Das Viertel spielte während der frühen Kolonialzeit eine strategische Rolle, insbesondere während der Konfrontation von 1756, die dem Krieg von Plassey vorausging. Seine Entwicklung zu einem bedeutenden Wohnviertel war eng mit der Expansion Kolkatas als britische Handelsstadt verbunden.
Der Name Bagbazar stammt von den Baumwollmärkten, die hier während der Kolonialzeit floriert haben. Die Gegend zeigt heute noch die Spuren dieser Handelstradition in ihren alten Straßen und Gebäuden.

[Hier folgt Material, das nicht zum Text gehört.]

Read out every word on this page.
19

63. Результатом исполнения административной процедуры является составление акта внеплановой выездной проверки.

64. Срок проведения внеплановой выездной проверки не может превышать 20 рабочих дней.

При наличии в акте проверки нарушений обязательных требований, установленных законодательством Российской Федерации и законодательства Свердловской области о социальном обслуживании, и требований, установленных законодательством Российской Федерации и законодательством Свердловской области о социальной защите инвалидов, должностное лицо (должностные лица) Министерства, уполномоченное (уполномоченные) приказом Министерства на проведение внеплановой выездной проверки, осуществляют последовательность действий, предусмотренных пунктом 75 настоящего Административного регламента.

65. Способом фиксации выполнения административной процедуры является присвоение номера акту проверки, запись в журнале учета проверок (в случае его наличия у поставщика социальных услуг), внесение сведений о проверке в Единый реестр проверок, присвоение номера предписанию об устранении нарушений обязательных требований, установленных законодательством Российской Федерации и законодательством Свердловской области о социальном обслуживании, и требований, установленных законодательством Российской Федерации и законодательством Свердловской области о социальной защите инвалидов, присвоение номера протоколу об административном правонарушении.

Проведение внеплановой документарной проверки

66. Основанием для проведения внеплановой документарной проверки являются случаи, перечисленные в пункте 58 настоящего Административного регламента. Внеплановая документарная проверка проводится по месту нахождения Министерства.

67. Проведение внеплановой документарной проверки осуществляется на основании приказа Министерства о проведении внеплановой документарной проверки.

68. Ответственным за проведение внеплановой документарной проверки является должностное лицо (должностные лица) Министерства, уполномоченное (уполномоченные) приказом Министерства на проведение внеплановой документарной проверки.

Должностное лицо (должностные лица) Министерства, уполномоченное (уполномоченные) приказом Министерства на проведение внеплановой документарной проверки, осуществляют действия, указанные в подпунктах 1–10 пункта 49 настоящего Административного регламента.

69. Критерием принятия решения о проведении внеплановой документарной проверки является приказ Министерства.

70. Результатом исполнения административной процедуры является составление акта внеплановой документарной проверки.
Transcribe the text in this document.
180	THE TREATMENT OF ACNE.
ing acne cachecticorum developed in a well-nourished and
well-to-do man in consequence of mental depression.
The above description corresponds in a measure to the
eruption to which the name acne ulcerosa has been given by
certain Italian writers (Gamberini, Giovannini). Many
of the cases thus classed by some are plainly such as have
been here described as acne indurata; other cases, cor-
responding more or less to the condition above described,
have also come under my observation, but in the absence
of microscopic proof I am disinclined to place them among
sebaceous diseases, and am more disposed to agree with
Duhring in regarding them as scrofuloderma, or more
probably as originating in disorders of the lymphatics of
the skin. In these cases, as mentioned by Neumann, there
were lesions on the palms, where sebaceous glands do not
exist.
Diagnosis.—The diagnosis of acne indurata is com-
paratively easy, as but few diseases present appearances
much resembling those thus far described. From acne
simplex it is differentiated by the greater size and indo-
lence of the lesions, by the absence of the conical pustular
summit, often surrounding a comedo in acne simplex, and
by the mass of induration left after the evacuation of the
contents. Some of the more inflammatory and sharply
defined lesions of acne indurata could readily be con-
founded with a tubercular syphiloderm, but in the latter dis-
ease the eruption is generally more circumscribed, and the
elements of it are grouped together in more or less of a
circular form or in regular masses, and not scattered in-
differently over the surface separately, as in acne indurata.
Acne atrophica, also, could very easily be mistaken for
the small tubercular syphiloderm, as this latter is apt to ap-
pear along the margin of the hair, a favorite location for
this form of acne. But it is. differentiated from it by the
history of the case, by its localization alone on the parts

Der Bezirk ist gut mit öffentlichen Verkehrsmitteln erreichbar, einschließlich eines Bahnhofs, Buslinien und Fährverbindungen auf dem Fluss, die Bewegung innerhalb und außerhalb vereinfachen. Besucher sollten wissen, dass die Gegend während Festivalzeiten besonders überfüllt werden kann und frühe Besuche empfohlen werden.
Das Viertel beherbergt das Ramakrishna Sarada Math, ein bedeutendes spirituelles Zentrum, das mit dem indischen Heiligen Sri Ramakrishna verbunden ist und dessen erste Visite hierher einen Wendepunkt markierte. Diese Institution zieht Pilger und Besucher an, die sich für die spirituelle Geschichte der Region interessieren.